De Stadsduif is een van de meest bekende vogelsoorten. Veel Stadjers zijn erg gesteld op Stadsduiven. Zo weet ik uit eigen ervaring dat veel mensen de duiven meestal leuker vinden dan de 'rotmeeuwen' die alle voer voor de eendjes of de duiven wegkapen. Men begrijpt er vaak niets van dat ik naar die 'rotmeeuwen' zit te kijken en ze ook nog eens voer geef. En welke vogelaar met kinderen zal zelf niet eens Stadsduiven hebben gevoerd en op die manier geprobeerd hebben zijn nazaten de eerste beginselen van het vogelen bij te brengen? Tegelijkertijd is het een van de soorten waar we het minst van weten.
De soort ontbreekt in de Atlas van de Nederlandse Broedvogels (1979) en in Vogels van Groningen (1983).

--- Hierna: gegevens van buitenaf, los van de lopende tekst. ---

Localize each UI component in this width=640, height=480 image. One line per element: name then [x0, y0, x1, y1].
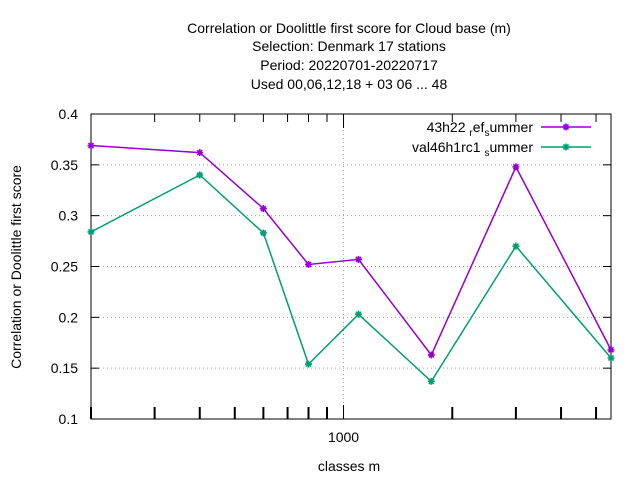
y-tick-label: 0.15 [51, 360, 78, 376]
title-line-1: Correlation or Doolittle first score for… [187, 20, 511, 36]
title-line-4: Used 00,06,12,18 + 03 06 ... 48 [251, 76, 448, 92]
title-line-2: Selection: Denmark 17 stations [252, 38, 446, 54]
data-point [354, 255, 362, 263]
series-2 [87, 171, 615, 385]
data-point [259, 205, 267, 213]
data-point [354, 310, 362, 318]
data-point [512, 242, 520, 250]
data-point [196, 171, 204, 179]
data-point [512, 163, 520, 171]
x-tick-label: 1000 [328, 429, 359, 445]
legend-label-part: s [484, 128, 489, 139]
y-tick-label: 0.3 [59, 208, 79, 224]
legend-label-part: 43h22 [427, 119, 470, 135]
legend-label: val46h1rc1 summer [412, 139, 533, 159]
data-point [305, 360, 313, 368]
y-axis-label: Correlation or Doolittle first score [8, 165, 24, 369]
legend-marker [562, 143, 570, 151]
y-tick-label: 0.35 [51, 157, 78, 173]
data-point [427, 351, 435, 359]
legend-label-part: val46h1rc1 [412, 139, 484, 155]
legend-marker [562, 123, 570, 131]
data-point [87, 228, 95, 236]
data-point [259, 229, 267, 237]
data-point [87, 142, 95, 150]
y-tick-label: 0.1 [59, 411, 79, 427]
series-line [90, 174, 612, 383]
chart-title: Correlation or Doolittle first score for… [187, 20, 511, 92]
series-1 [87, 142, 615, 359]
legend-label-part: ummer [489, 119, 533, 135]
legend-label-part: ummer [489, 139, 533, 155]
data-point [607, 346, 615, 354]
y-tick-label: 0.2 [59, 309, 79, 325]
series-line [90, 144, 612, 357]
data-point [607, 354, 615, 362]
y-tick-label: 0.25 [51, 259, 78, 275]
data-point [305, 260, 313, 268]
y-tick-label: 0.4 [59, 106, 79, 122]
legend-label-part: ef [473, 119, 485, 135]
x-axis-label: classes m [318, 458, 380, 474]
title-line-3: Period: 20220701-20220717 [260, 57, 438, 73]
data-point [427, 377, 435, 385]
legend-label: 43h22 refsummer [427, 119, 534, 139]
axis-ticks: 0.1 0.15 0.2 0.25 0.3 0.35 0.4 1000 [51, 106, 611, 445]
grid [91, 114, 611, 419]
legend-label-part: r [469, 128, 473, 139]
series-layer [87, 142, 615, 385]
data-point [196, 149, 204, 157]
plot-frame [90, 113, 612, 420]
legend-label-part: s [484, 148, 489, 159]
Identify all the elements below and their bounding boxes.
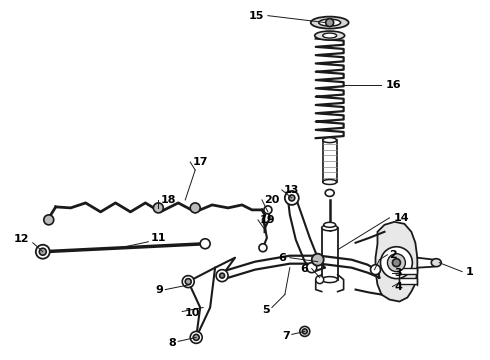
Text: 9: 9 — [155, 284, 163, 294]
Circle shape — [193, 334, 199, 340]
Circle shape — [200, 239, 210, 249]
Ellipse shape — [322, 225, 338, 231]
Circle shape — [302, 329, 307, 334]
Circle shape — [326, 19, 334, 27]
Circle shape — [388, 254, 405, 272]
Text: 3: 3 — [394, 267, 402, 278]
Ellipse shape — [315, 31, 344, 40]
Text: 17: 17 — [192, 157, 208, 167]
Circle shape — [44, 215, 54, 225]
Text: 19: 19 — [260, 215, 275, 225]
Circle shape — [220, 273, 224, 278]
Bar — [399, 278, 417, 284]
Text: 20: 20 — [264, 195, 279, 205]
Bar — [399, 268, 417, 274]
Circle shape — [370, 265, 380, 275]
Circle shape — [300, 327, 310, 336]
Text: 6: 6 — [300, 264, 308, 274]
Text: 5: 5 — [262, 306, 270, 315]
Text: 2: 2 — [390, 250, 397, 260]
Circle shape — [153, 203, 163, 213]
Text: 18: 18 — [160, 195, 176, 205]
Circle shape — [259, 244, 267, 252]
Circle shape — [185, 279, 191, 285]
Ellipse shape — [323, 33, 337, 38]
Circle shape — [182, 276, 194, 288]
Circle shape — [312, 254, 324, 266]
Text: 14: 14 — [393, 213, 409, 223]
Ellipse shape — [324, 222, 336, 227]
Ellipse shape — [325, 189, 334, 197]
Circle shape — [392, 259, 400, 267]
Text: 15: 15 — [248, 11, 264, 21]
Ellipse shape — [322, 276, 338, 283]
Text: 7: 7 — [282, 332, 290, 341]
Circle shape — [216, 270, 228, 282]
Circle shape — [264, 206, 272, 214]
Text: 4: 4 — [394, 282, 402, 292]
Circle shape — [190, 332, 202, 343]
Text: 12: 12 — [13, 234, 29, 244]
Ellipse shape — [431, 259, 441, 267]
Circle shape — [39, 248, 46, 255]
Circle shape — [316, 276, 324, 284]
Text: 8: 8 — [169, 338, 176, 348]
Ellipse shape — [311, 17, 348, 28]
Ellipse shape — [323, 180, 337, 184]
Polygon shape — [375, 222, 417, 302]
Text: 16: 16 — [386, 80, 401, 90]
Text: 1: 1 — [466, 267, 474, 276]
Text: 6: 6 — [278, 253, 286, 263]
Text: 10: 10 — [184, 309, 199, 319]
Circle shape — [380, 247, 413, 279]
Ellipse shape — [323, 138, 337, 143]
Circle shape — [36, 245, 50, 259]
Bar — [323, 140, 337, 182]
Text: 13: 13 — [284, 185, 299, 195]
Circle shape — [285, 191, 299, 205]
Circle shape — [307, 263, 317, 273]
Bar — [322, 228, 338, 280]
Circle shape — [289, 195, 295, 201]
Text: 11: 11 — [150, 233, 166, 243]
Ellipse shape — [318, 19, 341, 26]
Circle shape — [190, 203, 200, 213]
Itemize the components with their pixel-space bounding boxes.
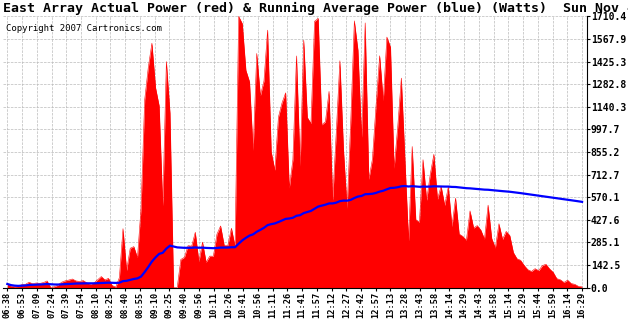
Text: East Array Actual Power (red) & Running Average Power (blue) (Watts)  Sun Nov 4 : East Array Actual Power (red) & Running …	[3, 2, 628, 15]
Text: Copyright 2007 Cartronics.com: Copyright 2007 Cartronics.com	[6, 24, 161, 34]
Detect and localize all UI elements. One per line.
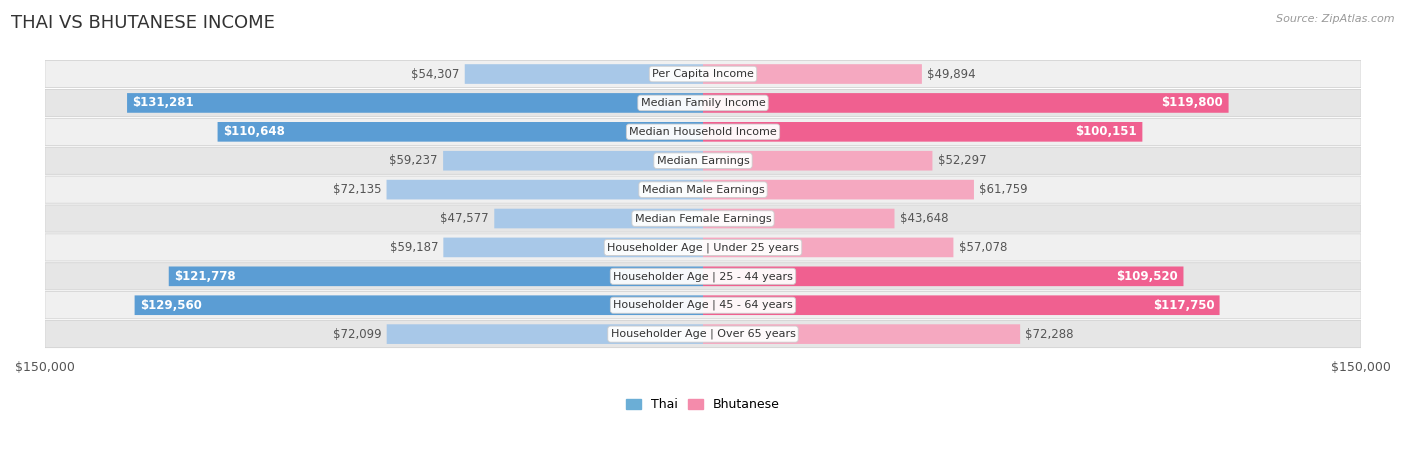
Text: $57,078: $57,078	[959, 241, 1007, 254]
FancyBboxPatch shape	[45, 118, 1361, 145]
Text: Source: ZipAtlas.com: Source: ZipAtlas.com	[1277, 14, 1395, 24]
Text: $72,288: $72,288	[1025, 328, 1074, 340]
FancyBboxPatch shape	[703, 238, 953, 257]
FancyBboxPatch shape	[45, 89, 1361, 116]
FancyBboxPatch shape	[45, 176, 1361, 203]
Text: $54,307: $54,307	[411, 68, 460, 80]
Text: Median Household Income: Median Household Income	[628, 127, 778, 137]
Text: $129,560: $129,560	[139, 299, 201, 311]
Text: $47,577: $47,577	[440, 212, 489, 225]
FancyBboxPatch shape	[127, 93, 703, 113]
Text: Median Earnings: Median Earnings	[657, 156, 749, 166]
Text: $100,151: $100,151	[1076, 125, 1137, 138]
FancyBboxPatch shape	[465, 64, 703, 84]
FancyBboxPatch shape	[703, 296, 1219, 315]
Text: $59,237: $59,237	[389, 154, 437, 167]
Text: $131,281: $131,281	[132, 96, 194, 109]
FancyBboxPatch shape	[495, 209, 703, 228]
Text: Median Male Earnings: Median Male Earnings	[641, 184, 765, 195]
Text: $49,894: $49,894	[927, 68, 976, 80]
Text: $109,520: $109,520	[1116, 270, 1178, 283]
FancyBboxPatch shape	[135, 296, 703, 315]
FancyBboxPatch shape	[45, 60, 1361, 88]
Text: $72,099: $72,099	[333, 328, 381, 340]
Text: Median Female Earnings: Median Female Earnings	[634, 213, 772, 224]
Text: $117,750: $117,750	[1153, 299, 1215, 311]
Text: $61,759: $61,759	[979, 183, 1028, 196]
FancyBboxPatch shape	[703, 209, 894, 228]
FancyBboxPatch shape	[703, 122, 1142, 142]
Legend: Thai, Bhutanese: Thai, Bhutanese	[621, 393, 785, 416]
FancyBboxPatch shape	[387, 180, 703, 199]
Text: $52,297: $52,297	[938, 154, 987, 167]
FancyBboxPatch shape	[443, 151, 703, 170]
Text: $121,778: $121,778	[174, 270, 236, 283]
FancyBboxPatch shape	[703, 267, 1184, 286]
FancyBboxPatch shape	[703, 64, 922, 84]
Text: $72,135: $72,135	[333, 183, 381, 196]
FancyBboxPatch shape	[45, 234, 1361, 261]
FancyBboxPatch shape	[703, 324, 1021, 344]
Text: $59,187: $59,187	[389, 241, 439, 254]
FancyBboxPatch shape	[218, 122, 703, 142]
Text: Householder Age | 45 - 64 years: Householder Age | 45 - 64 years	[613, 300, 793, 311]
FancyBboxPatch shape	[703, 180, 974, 199]
Text: Householder Age | 25 - 44 years: Householder Age | 25 - 44 years	[613, 271, 793, 282]
Text: Householder Age | Under 25 years: Householder Age | Under 25 years	[607, 242, 799, 253]
Text: $110,648: $110,648	[222, 125, 285, 138]
Text: $119,800: $119,800	[1161, 96, 1223, 109]
FancyBboxPatch shape	[45, 320, 1361, 348]
FancyBboxPatch shape	[45, 291, 1361, 319]
FancyBboxPatch shape	[443, 238, 703, 257]
FancyBboxPatch shape	[387, 324, 703, 344]
FancyBboxPatch shape	[169, 267, 703, 286]
FancyBboxPatch shape	[45, 205, 1361, 232]
Text: THAI VS BHUTANESE INCOME: THAI VS BHUTANESE INCOME	[11, 14, 276, 32]
Text: Householder Age | Over 65 years: Householder Age | Over 65 years	[610, 329, 796, 340]
FancyBboxPatch shape	[703, 93, 1229, 113]
Text: Per Capita Income: Per Capita Income	[652, 69, 754, 79]
Text: $43,648: $43,648	[900, 212, 948, 225]
FancyBboxPatch shape	[45, 263, 1361, 290]
FancyBboxPatch shape	[45, 147, 1361, 174]
FancyBboxPatch shape	[703, 151, 932, 170]
Text: Median Family Income: Median Family Income	[641, 98, 765, 108]
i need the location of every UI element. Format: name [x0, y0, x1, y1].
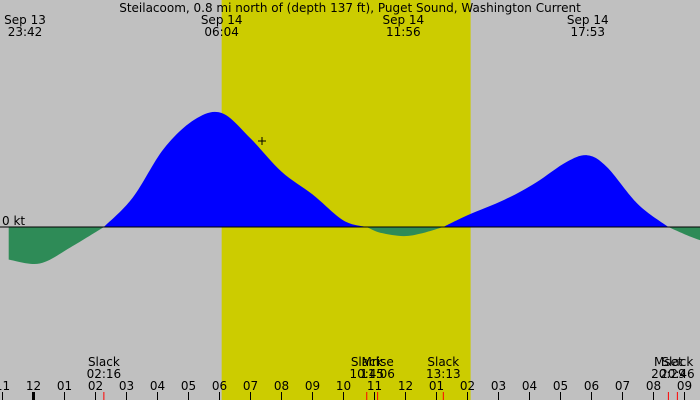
event-name-label: Mrise	[361, 355, 393, 369]
peak-time-label: 06:04	[204, 25, 239, 39]
peak-time-label: 17:53	[570, 25, 605, 39]
event-labels: Slack02:16Slack10:45Mrise11:06Slack13:13…	[87, 355, 695, 400]
event-time-label: 20:46	[660, 367, 695, 381]
x-tick-label: 02	[460, 379, 475, 393]
event-time-label: 13:13	[426, 367, 461, 381]
x-tick-label: 07	[243, 379, 258, 393]
peak-date-label: Sep 14	[567, 13, 609, 27]
x-tick-label: 08	[274, 379, 289, 393]
x-tick-label: 05	[181, 379, 196, 393]
event-time-label: 20:29	[651, 367, 686, 381]
x-tick-label: 12	[26, 379, 41, 393]
x-tick-label: 01	[57, 379, 72, 393]
x-tick-label: 09	[677, 379, 692, 393]
zero-label: 0 kt	[2, 214, 25, 228]
x-tick-label: 03	[491, 379, 506, 393]
x-tick-label: 07	[615, 379, 630, 393]
peak-date-label: Sep 14	[201, 13, 243, 27]
x-tick-label: 03	[119, 379, 134, 393]
peak-date-label: Sep 13	[4, 13, 46, 27]
flood-area	[443, 155, 669, 227]
peak-date-label: Sep 14	[382, 13, 424, 27]
x-tick-label: 05	[553, 379, 568, 393]
event-name-label: Slack	[427, 355, 459, 369]
current-areas	[8, 111, 700, 264]
x-tick-label: 10	[336, 379, 351, 393]
x-tick-label: 06	[584, 379, 599, 393]
x-tick-label: 04	[150, 379, 165, 393]
peak-time-label: 11:56	[386, 25, 421, 39]
peak-time-label: 23:42	[8, 25, 43, 39]
event-time-label: 11:06	[360, 367, 395, 381]
x-tick-label: 02	[88, 379, 103, 393]
event-name-label: Slack	[88, 355, 120, 369]
event-time-label: 10:45	[349, 367, 384, 381]
ebb-area	[366, 227, 444, 237]
event-time-label: 02:16	[87, 367, 122, 381]
chart-title: Steilacoom, 0.8 mi north of (depth 137 f…	[119, 1, 581, 15]
event-name-label: Mset	[654, 355, 683, 369]
x-tick-label: 04	[522, 379, 537, 393]
x-tick-label: 11	[0, 379, 10, 393]
flood-area	[103, 111, 367, 227]
event-name-label: Slack	[661, 355, 693, 369]
x-tick-label: 12	[398, 379, 413, 393]
x-axis: 11 12 01 02 03 04 05 06 07 08 09 10 11 12 01 02 03 04 05 06…	[0, 379, 692, 400]
cursor-crosshair-icon	[258, 137, 266, 145]
x-tick-label: 06	[212, 379, 227, 393]
ebb-area	[8, 227, 104, 264]
ebb-area	[668, 227, 700, 241]
x-tick-label: 11	[367, 379, 382, 393]
x-tick-label: 09	[305, 379, 320, 393]
x-tick-label: 08	[646, 379, 661, 393]
event-name-label: Slack	[351, 355, 383, 369]
x-tick-label: 01	[429, 379, 444, 393]
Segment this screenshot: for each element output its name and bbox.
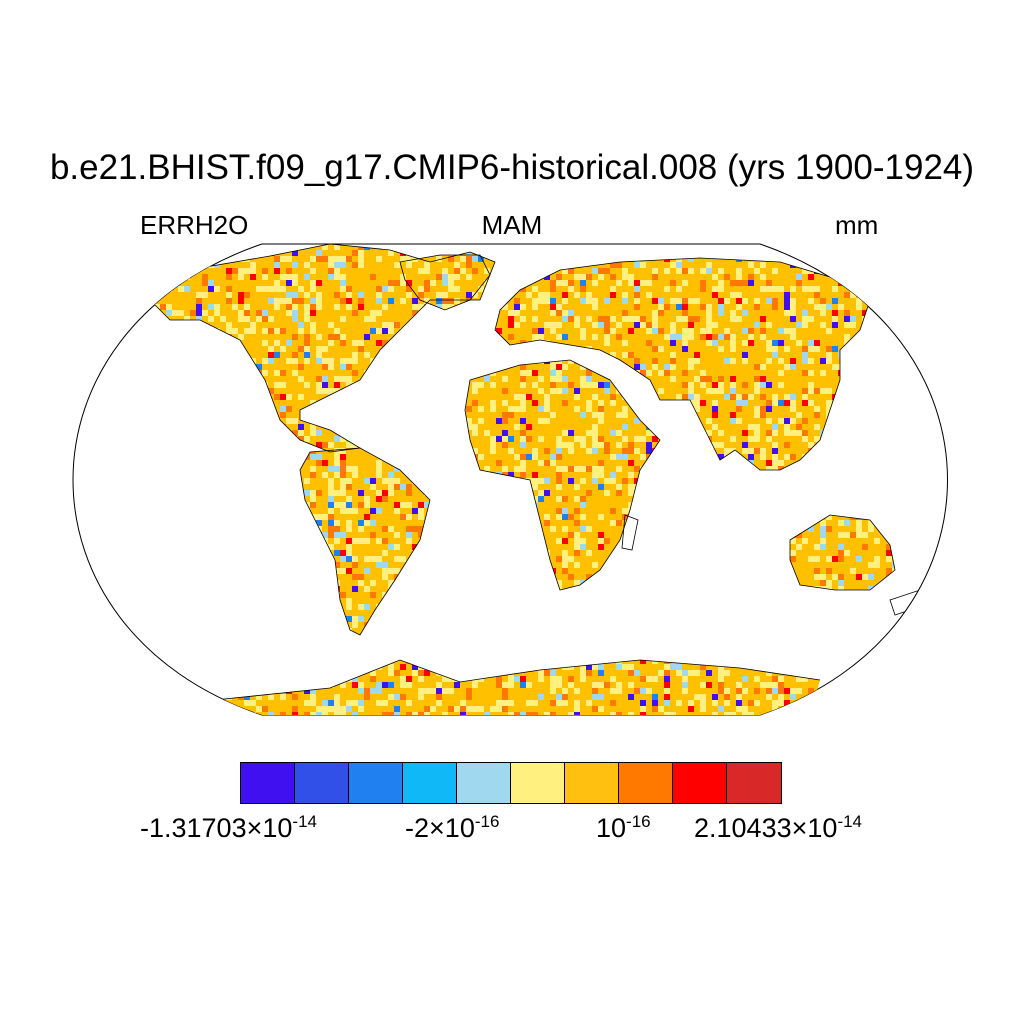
colorbar bbox=[240, 762, 782, 804]
colorbar-label-max: 2.10433×10-14 bbox=[694, 812, 863, 843]
colorbar-swatch bbox=[727, 763, 781, 803]
colorbar-swatch bbox=[619, 763, 673, 803]
plot-title: b.e21.BHIST.f09_g17.CMIP6-historical.008… bbox=[49, 148, 975, 187]
colorbar-swatch bbox=[673, 763, 727, 803]
coastlines bbox=[149, 244, 936, 701]
season-label: MAM bbox=[481, 210, 543, 240]
colorbar-swatch bbox=[295, 763, 349, 803]
colorbar-swatch bbox=[403, 763, 457, 803]
colorbar-swatch bbox=[241, 763, 295, 803]
units-label: mm bbox=[835, 210, 879, 240]
landmass bbox=[495, 258, 870, 470]
colorbar-label-positive: 10-16 bbox=[596, 812, 651, 843]
colorbar-swatch bbox=[565, 763, 619, 803]
colorbar-label-negative: -2×10-16 bbox=[405, 812, 500, 843]
variable-label: ERRH2O bbox=[140, 210, 249, 240]
colorbar-swatch bbox=[349, 763, 403, 803]
colorbar-swatch bbox=[511, 763, 565, 803]
colorbar-swatch bbox=[457, 763, 511, 803]
colorbar-label-min: -1.31703×10-14 bbox=[140, 812, 317, 843]
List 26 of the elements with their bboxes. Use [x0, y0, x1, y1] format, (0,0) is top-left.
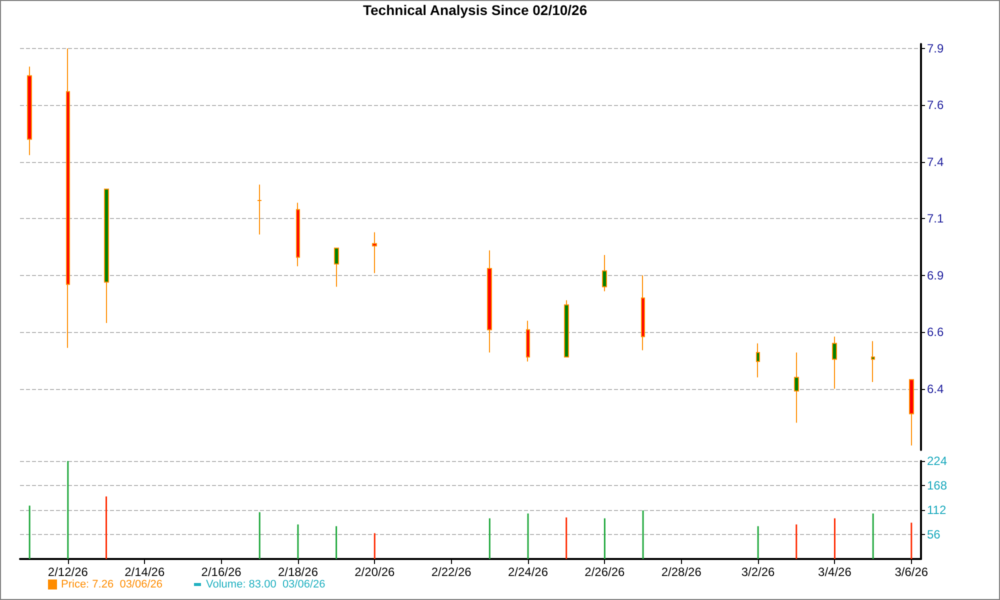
y-tick-label: 7.4 — [927, 154, 944, 169]
x-tick-label: 3/2/26 — [741, 565, 776, 579]
y-tick-label: 7.6 — [927, 98, 944, 112]
y-tick-label: 7.9 — [927, 42, 944, 56]
text: Volume: 83.00 03/06/26 — [206, 578, 326, 590]
y-tick-label: 6.6 — [927, 325, 944, 340]
y-tick-label: 6.4 — [927, 382, 944, 396]
x-tick-label: 2/24/26 — [508, 565, 548, 579]
chart-title: Technical Analysis Since 02/10/26 — [363, 2, 588, 18]
x-tick-label: 2/14/26 — [124, 565, 165, 579]
x-tick-label: 2/16/26 — [201, 565, 242, 579]
x-tick-label: 2/28/26 — [661, 565, 702, 579]
x-tick-label: 2/12/26 — [48, 565, 88, 579]
x-tick-label: 3/4/26 — [818, 565, 852, 579]
y-tick-label: 56 — [927, 528, 941, 542]
x-tick-label: 2/22/26 — [431, 565, 472, 579]
x-tick-label: 2/18/26 — [278, 565, 318, 579]
legend-label: Price: 7.26 03/06/26 — [61, 578, 163, 590]
y-tick-label: 224 — [927, 454, 948, 468]
x-tick-label: 3/6/26 — [894, 565, 928, 579]
x-tick-label: 2/20/26 — [354, 565, 395, 579]
y-tick-label: 168 — [927, 478, 948, 492]
x-tick-label: 2/26/26 — [584, 565, 626, 579]
y-tick-label: 112 — [927, 503, 946, 517]
y-tick-label: 7.1 — [927, 212, 944, 226]
y-tick-label: 6.9 — [927, 268, 944, 282]
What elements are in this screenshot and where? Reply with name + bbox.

Ten tijde van het Atlasproject voor winter- en trekvogels (1978-83) was het een 'bijschrijfsoort'. Veel animo was hier niet voor, zodat de Atlas van de Nederlandse Vogels (1987) slechts een zeer incompleet beeld kon schetsen. De afgelopen jaren wordt serieuzer naar de soort gekeken. De Avifauna van Nederland deel 2 (2001) beschouwt de Stadsduif als een gewone standvogel die niet van mensen afhankelijk is. Tijdens het Atlasproject voor broedvogels in 1998-2000 werd iedereen uitdrukkelijk verzocht alle broedgevallen van Stadsduiven te noteren. Tijdens tellingen van de Stadsvogelwerkgroep van Avifauna werd de Stadsduif gewoon meegeteld, waardoor we weten dat er zeker rond de 1000 paar in de stad broeden. Bij gemeenten valt de soort meestal onder 'ongediertebestrijding' en vaak worden ze te vuur en te zwaard bestreden. Argumenten om het doden te rechtvaardigen zijn: ze brengen ziekten over, het is lastig ongedierte, het zijn vieze en onhygiënische dieren, ze vervuilen gebouwen, het zijn er veel te veel, etcetera. Onder de nieuwe Flora- en faunawet is de Stadsduif als een van de weinige soorten zelfs geheel vogelvrij verklaard.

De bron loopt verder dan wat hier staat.